Pharmacologic therapies for neuropathic pain include antiepileptic drugs (AEDs), antidepressants, local anesthetics, and other adjuvant analgesics. Opioid analgesics have shown efficacy against neuropathic pain.

Clinicians must keep in mind that patients experiencing neuropathic pain need treatment plans tailored to their individual needs. A trial of single medication can be initiated and titrated in a patient who continues to function at an overall high level. However, as a patient becomes more incapacitated by pain, a more aggressive plan that includes combination therapy is necessary. The majority of such patients can be helped with various combination regimens of AEDs, opioids, antidepressants, and topical analgesics.

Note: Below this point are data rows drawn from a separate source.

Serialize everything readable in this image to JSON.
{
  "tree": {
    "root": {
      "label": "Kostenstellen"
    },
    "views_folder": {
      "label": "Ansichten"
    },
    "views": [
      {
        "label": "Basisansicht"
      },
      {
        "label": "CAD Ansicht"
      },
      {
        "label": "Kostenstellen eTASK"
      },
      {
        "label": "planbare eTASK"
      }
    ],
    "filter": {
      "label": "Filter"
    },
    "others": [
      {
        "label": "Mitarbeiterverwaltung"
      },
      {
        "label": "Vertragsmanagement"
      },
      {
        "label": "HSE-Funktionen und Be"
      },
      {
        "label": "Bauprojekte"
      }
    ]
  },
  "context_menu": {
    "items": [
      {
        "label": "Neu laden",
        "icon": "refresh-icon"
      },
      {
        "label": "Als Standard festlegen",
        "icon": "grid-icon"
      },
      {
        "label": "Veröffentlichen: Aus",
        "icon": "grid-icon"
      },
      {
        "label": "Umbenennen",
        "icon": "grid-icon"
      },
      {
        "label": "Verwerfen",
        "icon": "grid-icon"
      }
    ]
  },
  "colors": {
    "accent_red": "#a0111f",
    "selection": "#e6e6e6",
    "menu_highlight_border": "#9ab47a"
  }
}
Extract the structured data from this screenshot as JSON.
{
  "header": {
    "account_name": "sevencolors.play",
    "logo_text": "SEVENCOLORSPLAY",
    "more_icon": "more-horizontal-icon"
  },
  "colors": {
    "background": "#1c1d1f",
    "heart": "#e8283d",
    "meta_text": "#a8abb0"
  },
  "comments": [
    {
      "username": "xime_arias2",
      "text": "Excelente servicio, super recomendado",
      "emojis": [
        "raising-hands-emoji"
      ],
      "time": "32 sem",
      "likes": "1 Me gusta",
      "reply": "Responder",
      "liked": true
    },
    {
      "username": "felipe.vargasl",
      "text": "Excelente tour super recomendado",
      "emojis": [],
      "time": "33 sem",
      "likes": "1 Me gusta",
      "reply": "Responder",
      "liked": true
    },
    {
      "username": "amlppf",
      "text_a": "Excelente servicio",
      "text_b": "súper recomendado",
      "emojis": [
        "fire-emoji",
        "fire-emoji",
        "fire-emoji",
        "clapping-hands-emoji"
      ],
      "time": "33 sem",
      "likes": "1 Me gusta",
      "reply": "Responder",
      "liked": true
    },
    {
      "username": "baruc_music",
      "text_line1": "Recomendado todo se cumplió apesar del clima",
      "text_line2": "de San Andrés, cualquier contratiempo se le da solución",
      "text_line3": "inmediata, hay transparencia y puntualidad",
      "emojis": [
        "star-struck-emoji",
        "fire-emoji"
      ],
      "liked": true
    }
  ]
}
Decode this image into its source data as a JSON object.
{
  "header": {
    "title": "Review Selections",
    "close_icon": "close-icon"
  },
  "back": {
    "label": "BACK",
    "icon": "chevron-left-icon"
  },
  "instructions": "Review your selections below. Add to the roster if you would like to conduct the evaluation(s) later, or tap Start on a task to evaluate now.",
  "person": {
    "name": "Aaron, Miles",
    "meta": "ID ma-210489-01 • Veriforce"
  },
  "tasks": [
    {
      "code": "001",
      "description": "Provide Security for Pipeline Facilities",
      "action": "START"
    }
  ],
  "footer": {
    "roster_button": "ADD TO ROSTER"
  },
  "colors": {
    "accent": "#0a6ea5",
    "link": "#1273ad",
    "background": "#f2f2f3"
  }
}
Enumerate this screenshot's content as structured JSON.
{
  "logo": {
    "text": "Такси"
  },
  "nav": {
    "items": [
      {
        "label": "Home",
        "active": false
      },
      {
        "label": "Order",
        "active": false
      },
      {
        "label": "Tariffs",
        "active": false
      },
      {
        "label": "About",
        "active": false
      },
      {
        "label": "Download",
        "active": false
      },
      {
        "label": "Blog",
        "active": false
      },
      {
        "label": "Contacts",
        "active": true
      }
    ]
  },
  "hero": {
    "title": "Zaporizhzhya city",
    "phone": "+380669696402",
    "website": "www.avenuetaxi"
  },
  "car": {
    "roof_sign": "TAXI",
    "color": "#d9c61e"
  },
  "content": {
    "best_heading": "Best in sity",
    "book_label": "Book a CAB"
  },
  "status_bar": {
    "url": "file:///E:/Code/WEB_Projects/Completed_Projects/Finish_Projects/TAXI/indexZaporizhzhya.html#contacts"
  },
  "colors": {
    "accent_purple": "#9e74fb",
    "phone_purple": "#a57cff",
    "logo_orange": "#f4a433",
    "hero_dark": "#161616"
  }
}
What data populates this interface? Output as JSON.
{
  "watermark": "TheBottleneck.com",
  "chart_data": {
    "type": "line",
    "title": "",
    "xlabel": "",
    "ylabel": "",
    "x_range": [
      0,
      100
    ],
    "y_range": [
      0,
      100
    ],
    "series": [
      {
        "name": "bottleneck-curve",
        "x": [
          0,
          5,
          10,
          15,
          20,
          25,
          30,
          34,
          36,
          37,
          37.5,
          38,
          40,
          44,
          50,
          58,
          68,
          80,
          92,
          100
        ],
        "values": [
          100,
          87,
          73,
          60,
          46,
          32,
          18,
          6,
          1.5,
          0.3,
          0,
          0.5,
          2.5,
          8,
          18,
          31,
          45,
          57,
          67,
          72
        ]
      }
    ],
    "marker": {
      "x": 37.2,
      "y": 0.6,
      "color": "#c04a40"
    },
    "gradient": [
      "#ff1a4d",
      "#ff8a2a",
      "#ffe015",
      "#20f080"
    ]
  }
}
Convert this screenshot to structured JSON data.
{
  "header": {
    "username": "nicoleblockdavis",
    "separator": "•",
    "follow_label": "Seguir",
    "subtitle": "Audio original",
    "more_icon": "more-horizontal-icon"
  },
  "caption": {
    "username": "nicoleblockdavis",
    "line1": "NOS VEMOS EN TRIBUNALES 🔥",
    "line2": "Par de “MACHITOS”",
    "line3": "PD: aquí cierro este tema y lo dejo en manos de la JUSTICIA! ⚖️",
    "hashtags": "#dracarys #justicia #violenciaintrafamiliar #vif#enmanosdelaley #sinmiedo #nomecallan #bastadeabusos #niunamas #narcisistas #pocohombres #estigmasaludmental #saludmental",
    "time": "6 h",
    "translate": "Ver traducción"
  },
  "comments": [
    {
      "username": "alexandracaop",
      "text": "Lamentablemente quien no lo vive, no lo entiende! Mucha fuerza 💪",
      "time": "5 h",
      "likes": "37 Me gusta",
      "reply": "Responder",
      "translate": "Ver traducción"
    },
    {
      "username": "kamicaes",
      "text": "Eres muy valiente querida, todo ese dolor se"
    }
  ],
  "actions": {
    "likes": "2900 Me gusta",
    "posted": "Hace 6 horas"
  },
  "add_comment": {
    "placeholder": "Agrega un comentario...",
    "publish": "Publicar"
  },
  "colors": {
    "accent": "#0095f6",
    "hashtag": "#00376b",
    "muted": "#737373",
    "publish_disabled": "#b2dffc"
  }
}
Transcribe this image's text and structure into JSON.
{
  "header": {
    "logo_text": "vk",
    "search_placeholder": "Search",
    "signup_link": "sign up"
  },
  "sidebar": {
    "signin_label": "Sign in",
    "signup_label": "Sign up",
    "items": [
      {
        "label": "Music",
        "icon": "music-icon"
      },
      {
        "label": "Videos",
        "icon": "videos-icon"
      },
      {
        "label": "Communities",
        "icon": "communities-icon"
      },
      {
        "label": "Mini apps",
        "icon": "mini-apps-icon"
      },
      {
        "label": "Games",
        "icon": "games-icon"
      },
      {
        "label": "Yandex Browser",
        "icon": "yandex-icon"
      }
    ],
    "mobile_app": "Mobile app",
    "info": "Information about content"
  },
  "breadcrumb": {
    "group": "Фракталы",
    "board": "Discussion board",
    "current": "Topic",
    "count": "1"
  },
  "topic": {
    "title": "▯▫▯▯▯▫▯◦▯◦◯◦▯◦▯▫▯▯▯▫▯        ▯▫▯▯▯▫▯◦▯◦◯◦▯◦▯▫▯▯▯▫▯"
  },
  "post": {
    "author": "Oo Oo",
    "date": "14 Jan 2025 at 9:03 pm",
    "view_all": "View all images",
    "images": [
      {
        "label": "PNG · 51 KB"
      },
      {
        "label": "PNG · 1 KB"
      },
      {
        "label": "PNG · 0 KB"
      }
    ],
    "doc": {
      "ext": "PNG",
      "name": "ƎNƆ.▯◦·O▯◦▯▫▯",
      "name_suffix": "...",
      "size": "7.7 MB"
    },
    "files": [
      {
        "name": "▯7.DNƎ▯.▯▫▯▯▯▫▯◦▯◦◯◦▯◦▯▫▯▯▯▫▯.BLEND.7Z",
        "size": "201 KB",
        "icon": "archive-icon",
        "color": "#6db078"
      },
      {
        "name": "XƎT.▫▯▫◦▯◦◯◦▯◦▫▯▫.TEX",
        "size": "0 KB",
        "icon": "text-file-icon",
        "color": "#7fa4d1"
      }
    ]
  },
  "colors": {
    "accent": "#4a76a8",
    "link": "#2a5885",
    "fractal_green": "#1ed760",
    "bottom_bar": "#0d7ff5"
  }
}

To address pain and functional impairments, pharmacotherapy often is combined with rehabilitative and psychologic approaches in the comprehensive management of patients with chronic neuropathic pain.

More effective novel pharmacologic agents are becoming available and will expand the treatment armamentarium in the field of pain management. It is incumbent upon physicians to evaluate the efficacy and side-effect profile of these new agents entering the market and to strive for the maximal amount of pain relief for their patients. The ultimate goal of therapy for patients with neuropathic pain is to improve their quality of life.